Agradeçamos a Jacinto Tchipa por nos ter deixado arquivos que, quando Angola se tornar uma Nação Consciente, podem ajudar-nos a chegar mais perto da compreensão do que foi a nossa Guerra. Sim, a chegar mais perto da compreensão. Pois é impossível para quem não a viveu na pele compreender verdadeiramente. Quem nunca viu um tecto explodido por um obus não pode entender o que foi a nossa Guerra. Quem nunca viu uma velha de quase cem anos, cega, esfarrapada, descalça, que fugiu da sua aldeia sozinha sob as bombas, apalpar o chão em súplica para perguntar aos seus ancestrais porque é que mataram o seu neto remanescente que sustentava toda a sua família não pode entender o que foi a nossa Guerra. Quem nunca viu os caminhões de uma coluna, que deviam vir da Capital com comida; carne, peixe, arroz, óleo - atulhados com os corpos sem vida ensanguentados dos filhos de Angola não pode compreender como foi a nossa Guerra. Jacinto Tchipa deixou-nos o seu testamento para um dia compreendermos. É uma compreensão que requer sabedoria que ainda não possuímos. É uma compreensão que exige uma irmandade que ainda está por criar. É uma compreensão que diz "Nunca mais!".

 

Agora que a única coisa que realmente importa para nós é o dinheiro e o poder, agora que a única coisa pela qual realmente lutamos é salvar a nossa própria pele às custas da maioria, agora que a única coisa que faz sentido para nós é cuidar da nossa família e dos nossos amigos, o sofrimento que a nossa Guerra criou parece ter sido em vão. Jacinto Tchipa, mesmo vestido com a farda das FAPLA, fez a sua parte: consolou todas as mães angolanas. Todas as nossas mães. E quem conhece "África", mais uma das suas lindas canções, da qual creio ter compreendido a essência, já que falo kikongo, língua irmã do umbundu também, sabe qual era o apego de Jacinto Tchipa ao nosso continente, terra legada pelos nossos antepassados. A ironia é que o citei como feliz referência, juntamente com o Bonga, outro grande angolano por quem tenho carinho e estima, no meu texto de 15 de outubro. Provavelmente foi um aceno dos ancestrais, antes de virem buscá-lo na quarta-feira desta semana.
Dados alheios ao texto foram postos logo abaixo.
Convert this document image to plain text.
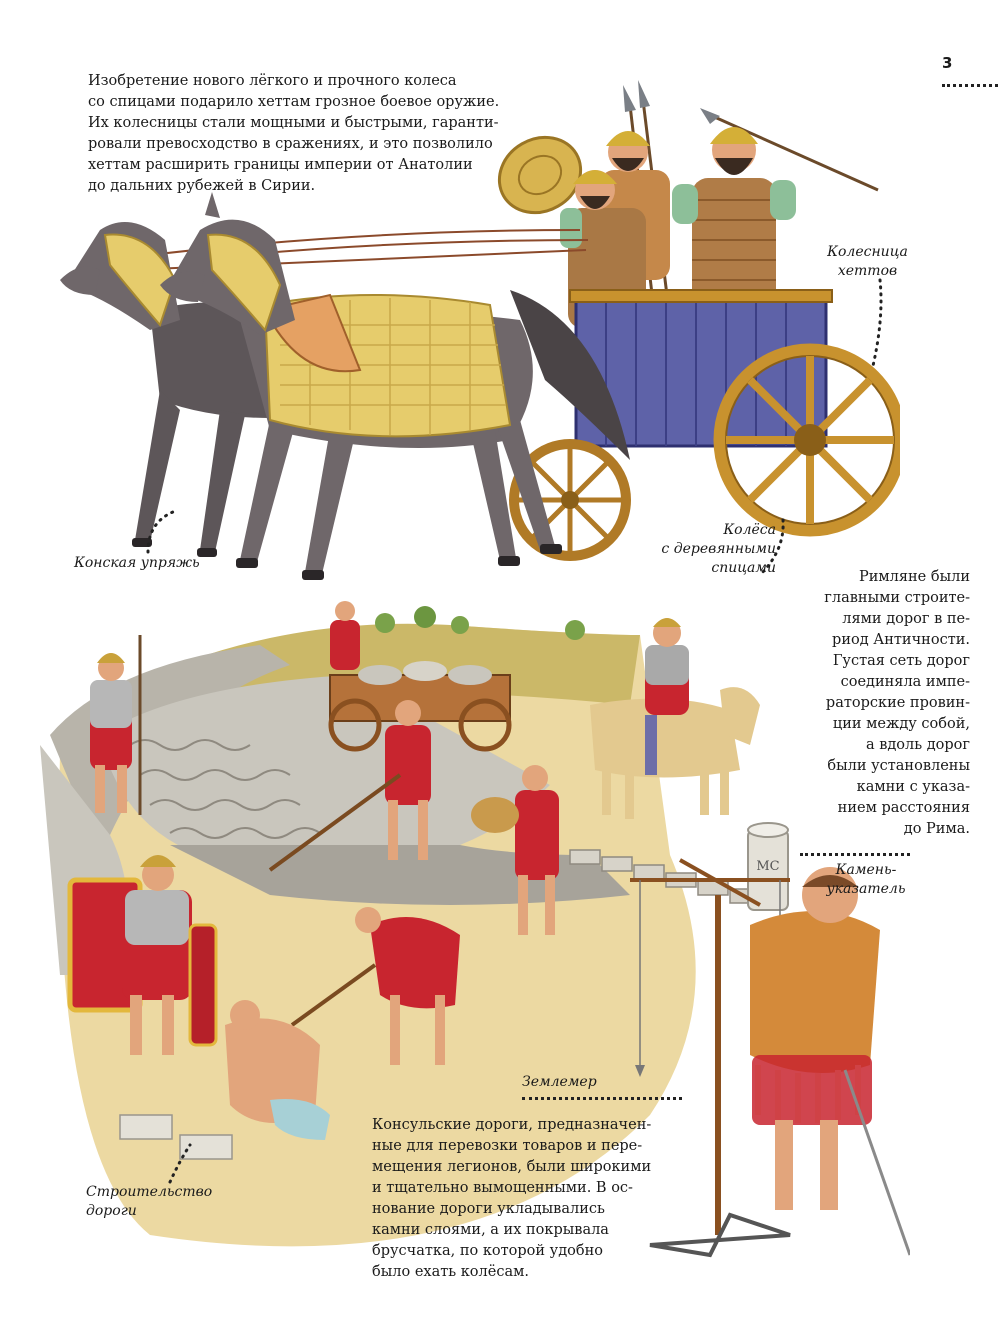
3

Изобретение нового лёгкого и прочного колеса
со спицами подарило хеттам грозное боевое оружие.
Их колесницы стали мощными и быстрыми, гаранти-
ровали превосходство в сражениях, и это позволило
хеттам расширить границы империи от Анатолии
до дальних рубежей в Сирии.

Колесница
хеттов
Конская упряжь
Колёса
с деревянными
спицами
MC

Римляне были
главными строите-
лями дорог в пе-
риод Античности.
Густая сеть дорог
соединяла импе-
раторские провин-
ции между собой,
а вдоль дорог
были установлены
камни с указа-
нием расстояния
до Рима.

Консульские дороги, предназначен-
ные для перевозки товаров и пере-
мещения легионов, были широкими
и тщательно вымощенными. В ос-
нование дороги укладывались
камни слоями, а их покрывала
брусчатка, по которой удобно
было ехать колёсам.

Камень-
указатель
Землемер
Строительство
дороги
Durante o Live no Kubico dedicado aos nossos soldados em novembro passado, Jacinto Tchipa veio cantar as duas canções e queixou-se no palco da falta de reconhecimento do seu empenho militar. Mas não sei o que aconteceu com ele depois da Guerra, não me lembro de ter ouvido nenhuma outra música dele depois dessa época. Se se tornou outro homem, como muitos depois, aqueles que saquearam o nosso povo e decidiram travar guerras vis, deixando para trás todo o talento e génio que tinham - às vezes é a consequência do enriquecimento material -, Jacinto Tchipa será sempre uma referência eterna para mim. E sei que será assim para muitos angolanos da minha geração e além. Por isso, e na falta de uma homenagem nacional, uno-me aos que estão dispostos a prestar uma forte homenagem a este irmão que foi para nós um grande angolano. Desejamos-lhe um repouso pacífico na aldeia dos nossos antepassados e rezemos para que a sua voz, bela e generosa, continue a zelar por nós até ao fim dos tempos.

 

Ricardo Vita é Pan-africanista, afro-optimista radicado em Paris, França. É colunista do diário Público (Portugal), cofundador do instituto République et Diversité que promove a diversidade em França e é headhunter.